Analyses based on iron dynamics and multiomics to overcome oxidative stress-induced carcinogenesis

2019 Fiscal Year Final Research Report

• Project/Area Number: 17H04064
• Research Category: Grant-in-Aid for Scientific Research (B)
• Allocation Type: Single-year Grants
• Section: 一般
• Research Field: Experimental pathology
• Research Institution: Nagoya University
• Principal Investigator: Toyokuni Shinya 名古屋大学, 医学系研究科, 教授 (90252460)
• Co-Investigator(Kenkyū-buntansha): 岡崎 泰昌 名古屋大学, 医学系研究科, 講師 (30403489) ; 赤塚 慎也 名古屋大学, 医学系研究科, 講師 (40437223) ; 山下 享子 公益財団法人がん研究会, がん研究所 病理部, 研究員 (50754975)
• Project Period (FY): 2017-04-01 – 2020-03-31
• Keywords: 鉄 / がん予防 / オミクス / 中皮腫 / 腎癌 / アスベスト / 瀉血 / 酸化ストレス

Outline of Final Research Achievements

This project was planned to establish a basis for novel cancer prevention by evaluating iron dynamics multidimensionally.
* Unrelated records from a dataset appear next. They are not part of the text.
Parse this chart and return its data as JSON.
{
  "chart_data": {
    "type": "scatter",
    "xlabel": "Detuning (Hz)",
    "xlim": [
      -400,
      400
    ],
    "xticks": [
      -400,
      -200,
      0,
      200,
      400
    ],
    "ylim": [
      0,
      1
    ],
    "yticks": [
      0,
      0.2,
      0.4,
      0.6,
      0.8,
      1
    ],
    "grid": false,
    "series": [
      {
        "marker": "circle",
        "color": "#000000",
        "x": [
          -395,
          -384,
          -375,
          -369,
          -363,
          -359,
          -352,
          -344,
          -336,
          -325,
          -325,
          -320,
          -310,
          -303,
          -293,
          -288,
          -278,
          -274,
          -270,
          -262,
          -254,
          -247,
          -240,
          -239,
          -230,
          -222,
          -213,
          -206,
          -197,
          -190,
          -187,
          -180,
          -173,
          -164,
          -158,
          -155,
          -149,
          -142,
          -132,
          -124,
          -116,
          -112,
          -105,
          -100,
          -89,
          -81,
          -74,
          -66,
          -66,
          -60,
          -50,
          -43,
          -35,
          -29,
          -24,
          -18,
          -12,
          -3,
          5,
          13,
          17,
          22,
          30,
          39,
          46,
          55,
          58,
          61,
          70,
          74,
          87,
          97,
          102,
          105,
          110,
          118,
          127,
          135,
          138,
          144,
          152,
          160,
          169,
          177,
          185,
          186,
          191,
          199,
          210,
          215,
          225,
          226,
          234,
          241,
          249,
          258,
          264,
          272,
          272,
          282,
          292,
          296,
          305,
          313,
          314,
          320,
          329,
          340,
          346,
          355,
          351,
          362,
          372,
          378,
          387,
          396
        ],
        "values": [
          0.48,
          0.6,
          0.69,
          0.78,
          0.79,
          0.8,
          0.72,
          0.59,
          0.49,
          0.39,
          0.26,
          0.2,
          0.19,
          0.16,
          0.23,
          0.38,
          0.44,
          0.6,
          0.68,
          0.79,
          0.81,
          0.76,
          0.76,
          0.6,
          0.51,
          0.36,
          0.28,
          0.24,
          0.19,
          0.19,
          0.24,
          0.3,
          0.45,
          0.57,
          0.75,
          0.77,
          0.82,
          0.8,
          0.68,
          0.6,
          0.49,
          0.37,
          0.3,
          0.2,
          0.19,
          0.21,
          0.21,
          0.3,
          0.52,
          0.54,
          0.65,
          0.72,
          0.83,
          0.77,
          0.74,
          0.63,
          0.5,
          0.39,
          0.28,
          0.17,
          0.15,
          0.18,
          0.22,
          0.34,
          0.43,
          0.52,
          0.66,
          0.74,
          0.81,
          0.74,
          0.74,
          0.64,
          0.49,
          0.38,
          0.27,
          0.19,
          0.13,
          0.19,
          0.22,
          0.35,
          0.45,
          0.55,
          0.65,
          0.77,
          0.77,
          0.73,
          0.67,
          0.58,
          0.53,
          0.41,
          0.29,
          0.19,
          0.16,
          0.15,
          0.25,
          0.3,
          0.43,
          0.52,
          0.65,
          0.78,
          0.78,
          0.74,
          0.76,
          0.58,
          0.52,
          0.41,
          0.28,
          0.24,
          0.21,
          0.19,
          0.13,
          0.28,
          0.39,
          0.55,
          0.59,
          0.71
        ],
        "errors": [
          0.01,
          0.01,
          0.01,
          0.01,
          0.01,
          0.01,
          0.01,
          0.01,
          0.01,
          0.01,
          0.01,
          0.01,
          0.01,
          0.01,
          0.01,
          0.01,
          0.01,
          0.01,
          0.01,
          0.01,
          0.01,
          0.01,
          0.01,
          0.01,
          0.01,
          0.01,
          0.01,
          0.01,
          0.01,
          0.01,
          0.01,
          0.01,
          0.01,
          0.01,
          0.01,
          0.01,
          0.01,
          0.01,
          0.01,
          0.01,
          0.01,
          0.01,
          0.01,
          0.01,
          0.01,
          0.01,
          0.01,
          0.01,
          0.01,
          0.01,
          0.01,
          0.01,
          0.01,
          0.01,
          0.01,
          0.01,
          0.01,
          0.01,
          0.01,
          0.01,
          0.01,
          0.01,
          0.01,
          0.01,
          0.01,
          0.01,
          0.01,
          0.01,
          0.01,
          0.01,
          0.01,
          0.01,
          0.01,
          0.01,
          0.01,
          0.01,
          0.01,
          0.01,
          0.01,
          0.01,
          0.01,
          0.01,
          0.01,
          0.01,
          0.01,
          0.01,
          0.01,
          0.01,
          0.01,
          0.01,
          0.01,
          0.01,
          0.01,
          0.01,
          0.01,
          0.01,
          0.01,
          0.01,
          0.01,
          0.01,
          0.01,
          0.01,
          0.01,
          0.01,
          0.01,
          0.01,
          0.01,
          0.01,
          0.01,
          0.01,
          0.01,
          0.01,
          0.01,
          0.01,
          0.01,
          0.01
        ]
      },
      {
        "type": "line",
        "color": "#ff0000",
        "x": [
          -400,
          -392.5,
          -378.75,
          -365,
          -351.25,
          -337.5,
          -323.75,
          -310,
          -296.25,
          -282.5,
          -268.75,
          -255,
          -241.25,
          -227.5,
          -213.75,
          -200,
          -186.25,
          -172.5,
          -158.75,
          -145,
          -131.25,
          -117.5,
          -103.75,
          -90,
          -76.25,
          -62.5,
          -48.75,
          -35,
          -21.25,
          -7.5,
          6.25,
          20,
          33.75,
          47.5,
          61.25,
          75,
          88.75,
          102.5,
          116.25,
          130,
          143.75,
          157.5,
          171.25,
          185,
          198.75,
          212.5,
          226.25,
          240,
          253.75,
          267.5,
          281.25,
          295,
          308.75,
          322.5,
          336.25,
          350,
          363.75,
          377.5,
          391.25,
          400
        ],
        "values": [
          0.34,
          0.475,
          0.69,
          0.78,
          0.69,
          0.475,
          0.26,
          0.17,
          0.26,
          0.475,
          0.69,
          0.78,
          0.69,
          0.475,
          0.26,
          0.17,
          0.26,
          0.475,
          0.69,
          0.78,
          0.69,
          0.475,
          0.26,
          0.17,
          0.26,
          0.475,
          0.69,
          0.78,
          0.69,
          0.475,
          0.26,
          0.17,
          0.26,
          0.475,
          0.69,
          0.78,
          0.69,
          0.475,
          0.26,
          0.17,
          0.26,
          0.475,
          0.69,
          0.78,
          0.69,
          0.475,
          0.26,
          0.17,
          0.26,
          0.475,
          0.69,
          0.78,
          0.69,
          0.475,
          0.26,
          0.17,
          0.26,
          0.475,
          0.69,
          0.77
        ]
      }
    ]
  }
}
We established the concept of ferroptosis, as catalytic Fe(II)-dependent regulated necrosis, based on our experience of iron-induced carcinogenesis. We used phlebotomy to remove excess iron in crocidolite-induced mesothelial carcinogenesis, which significantly prolonged survival and reduced tumor burden. We used knockout (KO) mice of 3 repair genes for 8-oxoguanine (Ogg1, Mutyh and Mth1) and found that Mutyh KO showed a tendency to increase iron-induced renal carcinogenesis whereas Mth1 KO significantly reduced crocidolite-induced malignant mesothelioma (MM) in females. MM induction by crocidolite was delayed in Dmt1 transgenic mice. We also found that carbonic anhydrase 9 (CA9) confers ferroptosis-resistance to MM cells in hypoxia. Thus, CA9 can be another target for cancer therapy. In conclusion, iron metabolism regulates not only carcinogenesis but tumor biology.

Free Research Field

実験病理学

Academic Significance and Societal Importance of the Research Achievements

新たな細胞死である2価鉄依存性制御性壊死フェロトーシスはがん細胞死のみならず、種々の病的・生理的状態にも関与していることが判明し、今後の研究の新たな切り口となった。瀉血による中皮腫予防効果がラットで確認され、種々の鉄代謝・酸化的DNA傷害修復遺伝子の鉄発がんへの作用が明らかとなった。炭酸脱水酵素9はフェロトーシス抵抗性を賦与しており、新たな治療標的となる。